The entire brain, more or less is at work: 'Language regions' are artefacts of averaging
Aliko, S.; Wang, B.; Small, S. L.; Skipper, J. I.
Show abstract
Models of the neurobiology of language suggest that a small number of anatomically fixed brain regions are responsible for language functioning. This derives from centuries of aphasia studies and decades of neuroimaging. The latter rely on thresholded measures of central tendency applied to activity patterns from heterogeneous stimuli. We hypothesised that these methods obscure the whole brain distribution of regions supporting language. Specifically, language regions are connectivity hubs, coordinating varying peripheral activity that averages out following thresholding. We tested this with neuroimaging meta-analyses and movie-fMRI. Results show that words localise to language regions when averaged but are distributed throughout the brain when examining specific linguistic representations.
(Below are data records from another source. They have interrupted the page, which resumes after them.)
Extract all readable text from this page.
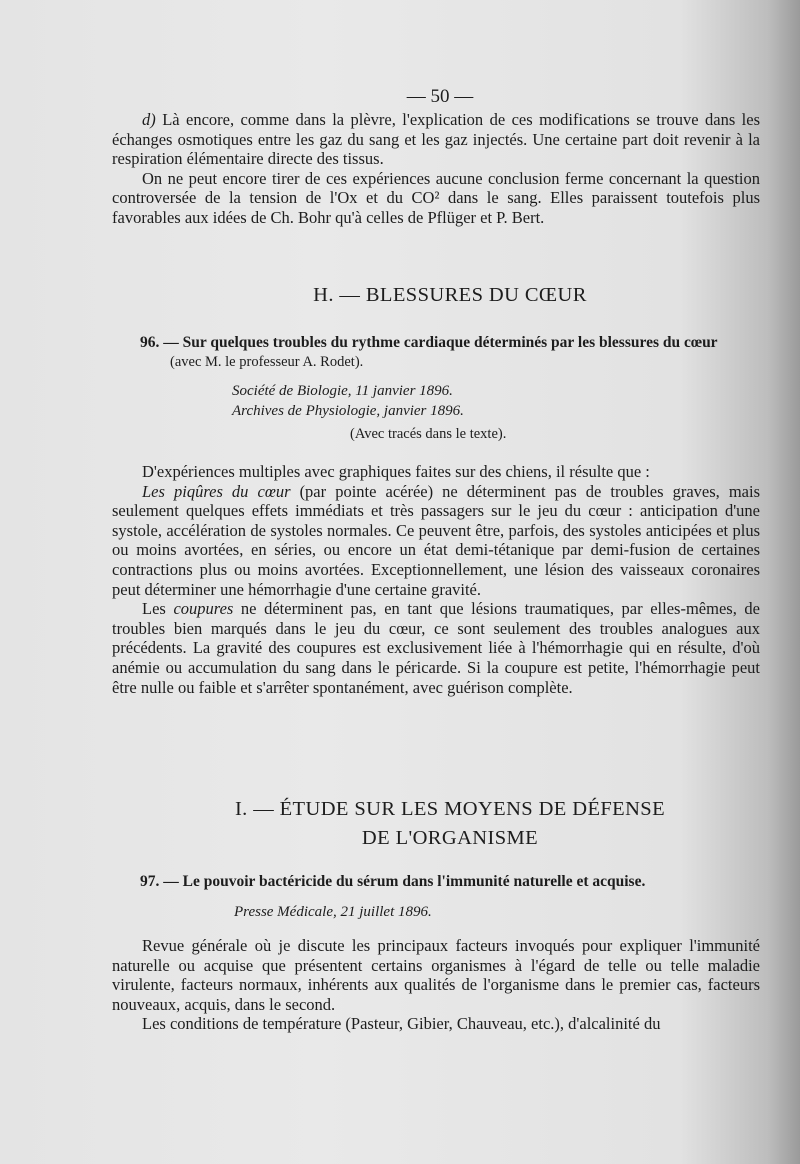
— 50 —

d) Là encore, comme dans la plèvre, l'explication de ces modifications se trouve dans les échanges osmotiques entre les gaz du sang et les gaz injectés. Une certaine part doit revenir à la respiration élémentaire directe des tissus.

On ne peut encore tirer de ces expériences aucune conclusion ferme concernant la question controversée de la tension de l'Ox et du CO² dans le sang. Elles paraissent toutefois plus favorables aux idées de Ch. Bohr qu'à celles de Pflüger et P. Bert.

H. — BLESSURES DU CŒUR
96. — Sur quelques troubles du rythme cardiaque déterminés par les blessures du cœur
(avec M. le professeur A. Rodet).
Société de Biologie, 11 janvier 1896.
Archives de Physiologie, janvier 1896.
(Avec tracés dans le texte).

D'expériences multiples avec graphiques faites sur des chiens, il résulte que :

Les piqûres du cœur (par pointe acérée) ne déterminent pas de troubles graves, mais seulement quelques effets immédiats et très passagers sur le jeu du cœur : anticipation d'une systole, accélération de systoles normales. Ce peuvent être, parfois, des systoles anticipées et plus ou moins avortées, en séries, ou encore un état demi-tétanique par demi-fusion de certaines contractions plus ou moins avortées. Exceptionnellement, une lésion des vaisseaux coronaires peut déterminer une hémorrhagie d'une certaine gravité.

Les coupures ne déterminent pas, en tant que lésions traumatiques, par elles-mêmes, de troubles bien marqués dans le jeu du cœur, ce sont seulement des troubles analogues aux précédents. La gravité des coupures est exclusivement liée à l'hémorrhagie qui en résulte, d'où anémie ou accumulation du sang dans le péricarde. Si la coupure est petite, l'hémorrhagie peut être nulle ou faible et s'arrêter spontanément, avec guérison complète.

I. — ÉTUDE SUR LES MOYENS DE DÉFENSE
DE L'ORGANISME
97. — Le pouvoir bactéricide du sérum dans l'immunité naturelle et acquise.
Presse Médicale, 21 juillet 1896.

Revue générale où je discute les principaux facteurs invoqués pour expliquer l'immunité naturelle ou acquise que présentent certains organismes à l'égard de telle ou telle maladie virulente, facteurs normaux, inhérents aux qualités de l'organisme dans le premier cas, facteurs nouveaux, acquis, dans le second.

Les conditions de température (Pasteur, Gibier, Chauveau, etc.), d'alcalinité du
These language regions are partially connectivity hubs that are spatiotemporally dynamic, making connections with [~]40% of the brain periphery outside those regions, and only appearing in the aggregate over time. Hub-periphery connections encode linguistic representations, not the language regions alone. Results replicate with audiobook-fMRI. Finally, intracranial neuronal recordings support findings, showing language regions are hub-like, with linguistic representations decodable throughout the brain. Together, these four studies suggest that language regions are artefacts of averaging heterogeneous language representations. Instead, they are connectivity hubs coordinating whole-brain distributed network representations, suggesting why their damage results in aphasia.